Looking Back on a Year

Over the last year, we have seen an explosion in the MMJ business. At first, it was a few brave souls who simply undertook to provide medicine to a few patients without regard to profit or large scale operations. However, once the Obama administration announced that MMJ would not be a federal law enforcement priority, a great many people began exploring the MMJ business. Unfortunately, most of the entrepreneurs were advised, not by my office, that the MMJ business was a “grey area” and that you could do virtually anything you want as long as the MMJ is sold to patients. This was not the case and there was little or no legal protection for these businesses.

As a result, the primary business model was acquiring a few patients to justify a commercial grow operation primarily in residences or in places unknown to local governments. The MMJ was then sold wholesale to dispensaries. Selective prosecution by law enforcement gave these growers and dispensaries a feeling of relative safety in their MMJ business activities.

The Media Reaction

Quickly, the MMJ business was booming and Westword magazine capitalized by permitting large scale advertising of this fledgling industry. A few businesses were blatant in catering to “recreational patients” and adopted names like “Dr. Reefer.”

The Denver Post then got into the act by taking an active role in criticizing the MMJ industry, including by referring to dispensaries as “pot shops” and publishing photographs of young people smoking marijuana.

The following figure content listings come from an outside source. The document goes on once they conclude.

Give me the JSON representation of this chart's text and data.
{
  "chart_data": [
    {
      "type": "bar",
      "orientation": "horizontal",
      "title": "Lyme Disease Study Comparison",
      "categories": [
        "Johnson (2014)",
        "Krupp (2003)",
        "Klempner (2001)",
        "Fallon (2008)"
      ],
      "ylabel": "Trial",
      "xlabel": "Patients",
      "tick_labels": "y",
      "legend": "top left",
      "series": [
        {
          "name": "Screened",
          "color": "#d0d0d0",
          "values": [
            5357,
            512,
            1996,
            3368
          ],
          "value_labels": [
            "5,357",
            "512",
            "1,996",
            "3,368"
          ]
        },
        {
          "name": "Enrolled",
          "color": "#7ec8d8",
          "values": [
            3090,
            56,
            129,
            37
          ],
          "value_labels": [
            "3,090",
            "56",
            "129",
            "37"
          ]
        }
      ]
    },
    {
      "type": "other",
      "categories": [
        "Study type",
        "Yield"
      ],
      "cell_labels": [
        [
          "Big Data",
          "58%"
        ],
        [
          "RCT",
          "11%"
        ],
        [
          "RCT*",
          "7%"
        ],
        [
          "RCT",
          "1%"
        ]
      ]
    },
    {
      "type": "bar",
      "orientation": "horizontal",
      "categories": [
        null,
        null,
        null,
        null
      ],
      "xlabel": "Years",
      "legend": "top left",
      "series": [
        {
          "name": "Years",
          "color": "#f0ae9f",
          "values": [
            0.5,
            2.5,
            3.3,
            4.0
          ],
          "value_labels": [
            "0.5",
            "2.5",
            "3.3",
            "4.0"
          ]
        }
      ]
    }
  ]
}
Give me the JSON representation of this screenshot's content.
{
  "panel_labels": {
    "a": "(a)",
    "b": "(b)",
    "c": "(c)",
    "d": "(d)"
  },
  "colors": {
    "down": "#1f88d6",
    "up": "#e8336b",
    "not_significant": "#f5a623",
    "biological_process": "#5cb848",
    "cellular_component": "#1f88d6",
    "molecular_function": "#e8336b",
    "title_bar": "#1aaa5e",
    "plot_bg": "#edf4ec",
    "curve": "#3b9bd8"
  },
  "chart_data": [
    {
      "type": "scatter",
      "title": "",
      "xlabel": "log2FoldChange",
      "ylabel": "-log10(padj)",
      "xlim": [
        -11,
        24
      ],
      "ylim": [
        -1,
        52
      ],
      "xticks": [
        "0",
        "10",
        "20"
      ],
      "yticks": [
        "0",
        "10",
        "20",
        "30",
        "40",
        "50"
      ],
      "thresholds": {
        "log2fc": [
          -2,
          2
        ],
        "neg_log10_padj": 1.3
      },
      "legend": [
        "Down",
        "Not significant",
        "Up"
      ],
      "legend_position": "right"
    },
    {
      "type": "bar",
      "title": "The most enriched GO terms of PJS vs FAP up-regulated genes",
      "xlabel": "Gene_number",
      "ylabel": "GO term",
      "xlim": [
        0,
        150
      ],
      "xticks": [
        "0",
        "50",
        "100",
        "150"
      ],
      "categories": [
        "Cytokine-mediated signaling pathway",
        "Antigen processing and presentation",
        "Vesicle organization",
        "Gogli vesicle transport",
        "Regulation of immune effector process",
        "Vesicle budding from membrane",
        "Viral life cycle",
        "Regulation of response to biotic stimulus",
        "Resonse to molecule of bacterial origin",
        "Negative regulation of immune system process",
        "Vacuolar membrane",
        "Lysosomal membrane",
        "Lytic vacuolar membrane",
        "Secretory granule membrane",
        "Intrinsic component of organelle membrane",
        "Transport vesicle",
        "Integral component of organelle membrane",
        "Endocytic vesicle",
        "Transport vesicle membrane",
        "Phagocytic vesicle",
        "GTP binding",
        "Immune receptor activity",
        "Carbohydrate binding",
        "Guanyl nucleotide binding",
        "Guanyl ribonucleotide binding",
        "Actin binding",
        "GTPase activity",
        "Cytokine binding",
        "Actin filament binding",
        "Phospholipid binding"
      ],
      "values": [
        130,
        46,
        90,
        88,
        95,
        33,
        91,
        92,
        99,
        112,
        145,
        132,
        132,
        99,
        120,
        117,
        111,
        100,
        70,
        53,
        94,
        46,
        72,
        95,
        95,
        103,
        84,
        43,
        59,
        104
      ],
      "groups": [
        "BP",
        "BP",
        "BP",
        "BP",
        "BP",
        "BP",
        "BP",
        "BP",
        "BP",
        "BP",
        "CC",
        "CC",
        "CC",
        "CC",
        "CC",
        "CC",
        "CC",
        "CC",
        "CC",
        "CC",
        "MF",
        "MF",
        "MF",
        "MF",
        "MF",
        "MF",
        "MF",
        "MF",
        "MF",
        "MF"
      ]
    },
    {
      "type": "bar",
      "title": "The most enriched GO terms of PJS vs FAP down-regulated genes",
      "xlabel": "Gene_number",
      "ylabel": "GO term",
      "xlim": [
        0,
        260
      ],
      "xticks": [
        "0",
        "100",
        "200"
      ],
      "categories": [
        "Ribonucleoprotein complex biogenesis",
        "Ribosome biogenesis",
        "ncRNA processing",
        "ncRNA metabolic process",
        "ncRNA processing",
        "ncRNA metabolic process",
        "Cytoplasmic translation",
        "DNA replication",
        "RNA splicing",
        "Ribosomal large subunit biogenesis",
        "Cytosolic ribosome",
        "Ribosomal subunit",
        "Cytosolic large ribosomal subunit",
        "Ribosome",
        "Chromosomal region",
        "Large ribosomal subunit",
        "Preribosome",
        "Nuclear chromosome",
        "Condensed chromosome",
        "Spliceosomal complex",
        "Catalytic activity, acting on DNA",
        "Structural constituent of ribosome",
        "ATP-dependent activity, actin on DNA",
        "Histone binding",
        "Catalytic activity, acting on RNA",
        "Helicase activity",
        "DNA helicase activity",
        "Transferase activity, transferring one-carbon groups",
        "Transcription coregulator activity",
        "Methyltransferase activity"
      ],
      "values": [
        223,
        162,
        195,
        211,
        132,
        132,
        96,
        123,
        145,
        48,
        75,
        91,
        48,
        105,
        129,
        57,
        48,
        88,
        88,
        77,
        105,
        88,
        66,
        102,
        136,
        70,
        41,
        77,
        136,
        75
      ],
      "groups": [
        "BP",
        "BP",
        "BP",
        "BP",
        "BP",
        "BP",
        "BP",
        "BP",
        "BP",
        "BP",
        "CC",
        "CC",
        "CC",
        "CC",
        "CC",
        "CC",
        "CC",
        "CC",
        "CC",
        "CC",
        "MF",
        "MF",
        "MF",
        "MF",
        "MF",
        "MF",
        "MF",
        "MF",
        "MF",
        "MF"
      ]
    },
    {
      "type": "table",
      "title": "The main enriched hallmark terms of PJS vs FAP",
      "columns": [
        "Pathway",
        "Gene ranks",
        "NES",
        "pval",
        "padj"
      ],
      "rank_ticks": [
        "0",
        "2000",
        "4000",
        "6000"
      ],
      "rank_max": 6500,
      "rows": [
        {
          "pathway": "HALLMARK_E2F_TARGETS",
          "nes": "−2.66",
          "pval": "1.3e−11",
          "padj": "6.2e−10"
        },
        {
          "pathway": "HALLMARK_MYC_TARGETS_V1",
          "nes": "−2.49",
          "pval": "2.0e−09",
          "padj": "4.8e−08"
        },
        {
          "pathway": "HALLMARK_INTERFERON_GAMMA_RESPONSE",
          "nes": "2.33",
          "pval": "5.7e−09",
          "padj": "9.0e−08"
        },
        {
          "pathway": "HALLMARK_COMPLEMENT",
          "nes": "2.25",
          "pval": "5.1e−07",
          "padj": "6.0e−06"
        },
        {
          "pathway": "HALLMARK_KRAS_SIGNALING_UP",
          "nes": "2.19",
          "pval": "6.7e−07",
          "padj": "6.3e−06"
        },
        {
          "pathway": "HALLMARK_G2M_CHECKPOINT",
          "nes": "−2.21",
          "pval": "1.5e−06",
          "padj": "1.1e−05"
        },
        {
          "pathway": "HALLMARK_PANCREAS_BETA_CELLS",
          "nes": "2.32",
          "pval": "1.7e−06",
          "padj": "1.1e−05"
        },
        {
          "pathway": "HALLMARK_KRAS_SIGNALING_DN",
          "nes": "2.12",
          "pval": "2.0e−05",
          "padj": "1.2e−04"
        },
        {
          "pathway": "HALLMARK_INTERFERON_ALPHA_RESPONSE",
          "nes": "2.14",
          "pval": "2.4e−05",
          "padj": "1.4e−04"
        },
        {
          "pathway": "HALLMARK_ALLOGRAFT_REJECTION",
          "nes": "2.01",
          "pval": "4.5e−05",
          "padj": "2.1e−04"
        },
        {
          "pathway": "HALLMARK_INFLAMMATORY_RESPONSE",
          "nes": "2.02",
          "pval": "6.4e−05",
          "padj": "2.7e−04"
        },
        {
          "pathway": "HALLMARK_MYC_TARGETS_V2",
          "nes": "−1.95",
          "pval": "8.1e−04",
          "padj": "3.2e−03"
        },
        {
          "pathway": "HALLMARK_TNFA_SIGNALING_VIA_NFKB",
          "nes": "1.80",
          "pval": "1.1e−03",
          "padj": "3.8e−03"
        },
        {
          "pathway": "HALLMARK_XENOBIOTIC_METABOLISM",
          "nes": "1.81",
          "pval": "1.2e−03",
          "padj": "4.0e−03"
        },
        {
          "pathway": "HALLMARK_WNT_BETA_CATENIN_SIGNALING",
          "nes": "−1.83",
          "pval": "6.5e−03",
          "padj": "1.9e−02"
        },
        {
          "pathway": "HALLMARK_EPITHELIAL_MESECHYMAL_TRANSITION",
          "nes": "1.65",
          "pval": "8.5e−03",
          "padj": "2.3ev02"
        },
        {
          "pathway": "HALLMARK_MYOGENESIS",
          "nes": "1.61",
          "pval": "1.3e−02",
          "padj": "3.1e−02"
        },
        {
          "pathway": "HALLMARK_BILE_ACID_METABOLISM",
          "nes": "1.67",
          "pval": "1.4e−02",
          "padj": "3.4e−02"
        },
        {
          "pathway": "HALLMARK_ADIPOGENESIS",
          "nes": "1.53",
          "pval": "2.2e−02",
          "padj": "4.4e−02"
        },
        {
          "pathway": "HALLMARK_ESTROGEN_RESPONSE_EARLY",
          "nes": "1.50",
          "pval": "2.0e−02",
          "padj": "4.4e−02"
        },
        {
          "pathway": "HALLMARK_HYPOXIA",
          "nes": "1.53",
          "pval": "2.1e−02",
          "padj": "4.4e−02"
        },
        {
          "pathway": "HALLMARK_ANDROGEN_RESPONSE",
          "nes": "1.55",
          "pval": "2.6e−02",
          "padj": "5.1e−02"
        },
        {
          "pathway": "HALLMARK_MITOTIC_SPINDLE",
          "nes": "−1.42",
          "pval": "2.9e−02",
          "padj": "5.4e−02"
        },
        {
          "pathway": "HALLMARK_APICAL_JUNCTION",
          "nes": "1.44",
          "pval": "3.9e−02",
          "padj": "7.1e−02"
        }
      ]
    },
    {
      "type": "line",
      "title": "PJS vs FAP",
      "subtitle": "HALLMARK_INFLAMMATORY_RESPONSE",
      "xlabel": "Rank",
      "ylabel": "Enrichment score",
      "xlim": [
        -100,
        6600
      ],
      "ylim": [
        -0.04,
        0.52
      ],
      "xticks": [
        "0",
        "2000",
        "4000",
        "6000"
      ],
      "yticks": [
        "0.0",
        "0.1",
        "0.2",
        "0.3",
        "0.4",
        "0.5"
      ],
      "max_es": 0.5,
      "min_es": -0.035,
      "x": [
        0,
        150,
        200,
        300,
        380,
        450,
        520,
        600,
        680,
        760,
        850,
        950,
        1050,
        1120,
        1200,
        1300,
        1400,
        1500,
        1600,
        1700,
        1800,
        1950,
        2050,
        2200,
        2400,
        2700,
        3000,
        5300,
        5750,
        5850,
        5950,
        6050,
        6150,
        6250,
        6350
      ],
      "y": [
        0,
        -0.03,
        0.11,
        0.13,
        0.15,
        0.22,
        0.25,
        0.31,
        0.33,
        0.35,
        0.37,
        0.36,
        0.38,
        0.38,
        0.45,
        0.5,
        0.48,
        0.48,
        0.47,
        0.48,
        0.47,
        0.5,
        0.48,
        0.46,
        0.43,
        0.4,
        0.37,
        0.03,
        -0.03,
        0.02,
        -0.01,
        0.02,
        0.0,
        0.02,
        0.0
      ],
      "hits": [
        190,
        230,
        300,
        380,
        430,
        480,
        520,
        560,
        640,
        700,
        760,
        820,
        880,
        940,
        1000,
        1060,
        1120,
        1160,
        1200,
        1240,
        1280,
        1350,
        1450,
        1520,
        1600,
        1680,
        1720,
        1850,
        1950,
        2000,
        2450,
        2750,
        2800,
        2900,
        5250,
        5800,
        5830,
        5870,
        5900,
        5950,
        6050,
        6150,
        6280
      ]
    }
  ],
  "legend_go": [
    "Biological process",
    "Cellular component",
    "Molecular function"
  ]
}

This created a public perception of MMJ as a front for recreational drug use. The legislature quickly responded with threats to eliminate the MMJ industry with the help of law enforcement.

Survival

In the following months, many attempts to create regulations for the MMJ industry were attempted and a rash of local moratoriums on MMJ businesses were enacted. A long and arduous process soon followed. From the outset, the legislature made clear that responsible and tightly regulated businesses would be the only survivors.

Confusion About Regulations

In the spring, various drafts of the proposed regulations were completed and it was clear that commercial growing and wholesale sales of MMJ would be prohibited. However, the growers were advised, again not by my office, that the regulations would not pass and that business as usual would be fine. This was not the case.

HB1284

In May, HB1284 was completed and required a single business, the Medical Marijuana Center, was created. The MMC was required to grow and sell all of its own medicine and the commercial grower was legally eliminated. This wreaked havoc in the MMJ business community, as the grower businesses far outnumbered the retail businesses. Felons and out of state residents were also eliminated creating further havoc in the industry.

Black Thursday

Now comes “Black Thursday,” July 1, which is the effective date of HB1284. All businesses must be locally approved for both the grow and retail aspects of the MMC in order to continue operating after July 1. “Shotgun weddings” of growers and dispensaries are occurring in a matter of days or hours as people struggle to comply with the July 1 deadline. In many cases, these business marriages are doomed to fail. I predict law enforcement will ramp up its efforts to squash out non-compliant businesses and less than half of the existing MMJ businesses will survive. The final chapter of this story will be written over the next several months. Let us hope that the patients are not the ones who suffer along with the fate of the businesses that support them.